Prerequisites for admission
Apart from frontal lectures, attending students will be involved in discussing case studies.
1) A. Cassese (a cura di M. Frulli), Diritto internazionale, Terza edizione, Il Mulino, Bologna, 2017 (pp. 21-121, 159-182, 209-403) 2) S. Marchiso, L'ONU. Il diritto delle Nazioni Unite, Il Mulino, Bologna, 2012 (esclusi i capitoli V, X, XI, XII, XIII, XIV)
Assessment methods and Criteria
- Students attending the lectures At the end of the second module there will be a an intermediate written exam, consisting of a test with multiple choices and two open questions on the topics dealt with during the first two modules. This exam aims to verify the student's capacity to understand the fundmental features, as well as the main contentious issues of international law, and to expose in a clear and appropriate technical language the notions learned. The final exam will also consist of a test with multiple choices and one open question, dealing with problems connected to the functions, structure and operation of the main UN organs, especially in the field of maintenance of peace, and with the topic of UN reform perspectives. The grade obtained in the written intermediate exam accounts for two thirds of the final grade.
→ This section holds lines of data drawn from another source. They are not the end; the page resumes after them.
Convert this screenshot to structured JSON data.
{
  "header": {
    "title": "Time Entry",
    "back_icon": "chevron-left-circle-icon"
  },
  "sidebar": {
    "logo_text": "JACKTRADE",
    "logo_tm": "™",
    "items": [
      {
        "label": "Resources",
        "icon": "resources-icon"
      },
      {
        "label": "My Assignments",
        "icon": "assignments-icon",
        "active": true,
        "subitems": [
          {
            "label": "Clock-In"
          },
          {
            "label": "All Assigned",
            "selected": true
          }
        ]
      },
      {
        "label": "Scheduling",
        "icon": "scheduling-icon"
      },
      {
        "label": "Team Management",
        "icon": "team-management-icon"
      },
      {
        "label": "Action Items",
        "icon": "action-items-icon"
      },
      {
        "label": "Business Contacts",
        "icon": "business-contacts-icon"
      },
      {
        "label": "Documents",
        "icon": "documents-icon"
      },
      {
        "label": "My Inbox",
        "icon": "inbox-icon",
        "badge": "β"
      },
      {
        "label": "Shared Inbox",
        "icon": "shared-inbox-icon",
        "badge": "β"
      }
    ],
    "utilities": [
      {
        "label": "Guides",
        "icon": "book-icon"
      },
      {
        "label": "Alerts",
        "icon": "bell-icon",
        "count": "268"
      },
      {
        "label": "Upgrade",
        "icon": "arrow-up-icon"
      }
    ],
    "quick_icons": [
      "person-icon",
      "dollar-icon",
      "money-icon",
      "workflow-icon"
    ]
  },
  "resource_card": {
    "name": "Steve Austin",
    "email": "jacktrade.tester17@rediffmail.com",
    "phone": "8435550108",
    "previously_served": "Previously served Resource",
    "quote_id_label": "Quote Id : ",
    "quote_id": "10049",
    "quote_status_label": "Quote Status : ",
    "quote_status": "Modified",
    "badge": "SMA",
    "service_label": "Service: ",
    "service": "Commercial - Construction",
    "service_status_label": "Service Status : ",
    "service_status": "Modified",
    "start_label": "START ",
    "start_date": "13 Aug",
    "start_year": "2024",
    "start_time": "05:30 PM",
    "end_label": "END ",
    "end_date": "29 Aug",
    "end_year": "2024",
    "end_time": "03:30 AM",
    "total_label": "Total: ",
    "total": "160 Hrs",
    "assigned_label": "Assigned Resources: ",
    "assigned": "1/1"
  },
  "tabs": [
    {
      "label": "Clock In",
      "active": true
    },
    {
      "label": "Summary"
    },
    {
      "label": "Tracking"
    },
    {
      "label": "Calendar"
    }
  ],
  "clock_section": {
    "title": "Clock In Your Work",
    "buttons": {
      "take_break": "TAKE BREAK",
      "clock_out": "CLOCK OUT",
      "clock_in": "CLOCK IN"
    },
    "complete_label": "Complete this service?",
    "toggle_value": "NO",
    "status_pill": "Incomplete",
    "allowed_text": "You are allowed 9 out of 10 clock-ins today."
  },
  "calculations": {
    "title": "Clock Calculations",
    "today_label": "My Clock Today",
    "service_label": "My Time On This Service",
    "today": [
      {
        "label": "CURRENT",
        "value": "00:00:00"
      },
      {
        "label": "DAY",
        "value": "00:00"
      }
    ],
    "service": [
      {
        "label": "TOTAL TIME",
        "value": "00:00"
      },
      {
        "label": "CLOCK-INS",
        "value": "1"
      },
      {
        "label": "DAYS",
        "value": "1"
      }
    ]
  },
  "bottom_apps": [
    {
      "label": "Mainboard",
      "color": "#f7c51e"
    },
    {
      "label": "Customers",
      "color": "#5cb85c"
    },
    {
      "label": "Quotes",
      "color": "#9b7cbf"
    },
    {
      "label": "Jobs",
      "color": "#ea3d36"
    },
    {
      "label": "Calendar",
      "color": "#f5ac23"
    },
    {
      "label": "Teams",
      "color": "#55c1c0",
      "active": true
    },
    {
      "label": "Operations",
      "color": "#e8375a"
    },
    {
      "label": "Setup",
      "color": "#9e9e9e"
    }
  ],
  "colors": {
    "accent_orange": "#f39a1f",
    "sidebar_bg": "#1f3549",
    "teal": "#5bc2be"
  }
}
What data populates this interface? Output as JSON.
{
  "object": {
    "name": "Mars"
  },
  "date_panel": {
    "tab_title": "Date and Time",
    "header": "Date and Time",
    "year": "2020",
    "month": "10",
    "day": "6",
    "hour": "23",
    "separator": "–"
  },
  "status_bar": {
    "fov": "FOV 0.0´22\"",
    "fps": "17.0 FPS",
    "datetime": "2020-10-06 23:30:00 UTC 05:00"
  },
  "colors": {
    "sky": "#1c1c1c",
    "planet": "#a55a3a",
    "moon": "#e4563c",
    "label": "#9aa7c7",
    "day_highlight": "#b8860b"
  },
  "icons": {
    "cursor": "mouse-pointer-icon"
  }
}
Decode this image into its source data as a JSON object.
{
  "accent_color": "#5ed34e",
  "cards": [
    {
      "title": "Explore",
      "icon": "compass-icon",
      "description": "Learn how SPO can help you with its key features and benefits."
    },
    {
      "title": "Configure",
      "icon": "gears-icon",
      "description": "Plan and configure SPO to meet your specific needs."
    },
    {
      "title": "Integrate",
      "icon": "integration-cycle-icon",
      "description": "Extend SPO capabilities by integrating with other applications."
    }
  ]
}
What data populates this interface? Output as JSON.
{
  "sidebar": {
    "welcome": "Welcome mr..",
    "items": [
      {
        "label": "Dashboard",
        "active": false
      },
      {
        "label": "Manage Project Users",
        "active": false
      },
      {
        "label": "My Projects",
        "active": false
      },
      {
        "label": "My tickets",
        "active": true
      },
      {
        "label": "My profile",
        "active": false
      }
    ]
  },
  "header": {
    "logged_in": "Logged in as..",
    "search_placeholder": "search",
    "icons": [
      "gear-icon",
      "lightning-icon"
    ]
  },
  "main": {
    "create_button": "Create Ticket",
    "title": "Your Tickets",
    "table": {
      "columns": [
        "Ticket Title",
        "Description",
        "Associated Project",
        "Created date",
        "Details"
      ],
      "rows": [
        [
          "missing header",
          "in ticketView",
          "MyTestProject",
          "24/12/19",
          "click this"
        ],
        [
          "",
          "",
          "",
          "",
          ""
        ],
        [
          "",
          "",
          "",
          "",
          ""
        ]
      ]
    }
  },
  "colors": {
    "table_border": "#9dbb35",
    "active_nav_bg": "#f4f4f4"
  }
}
Students NOT attending the lectures: The final exam is oral and it consists of two or three questions aiming to verify the student's capacity to expose and to contextualize the problems connected, on one side, to the fundmental features of international law; on the other side, to the functions, structure and operation of the main UN organs, in particular with reference to the maintenance of peace and legal regime applicable to UN peacekeeping operations; or to UN reform perspectives; to establish all the necessary links among the different notions they have learned, and to solve new problems, hypothetical or connected to current events.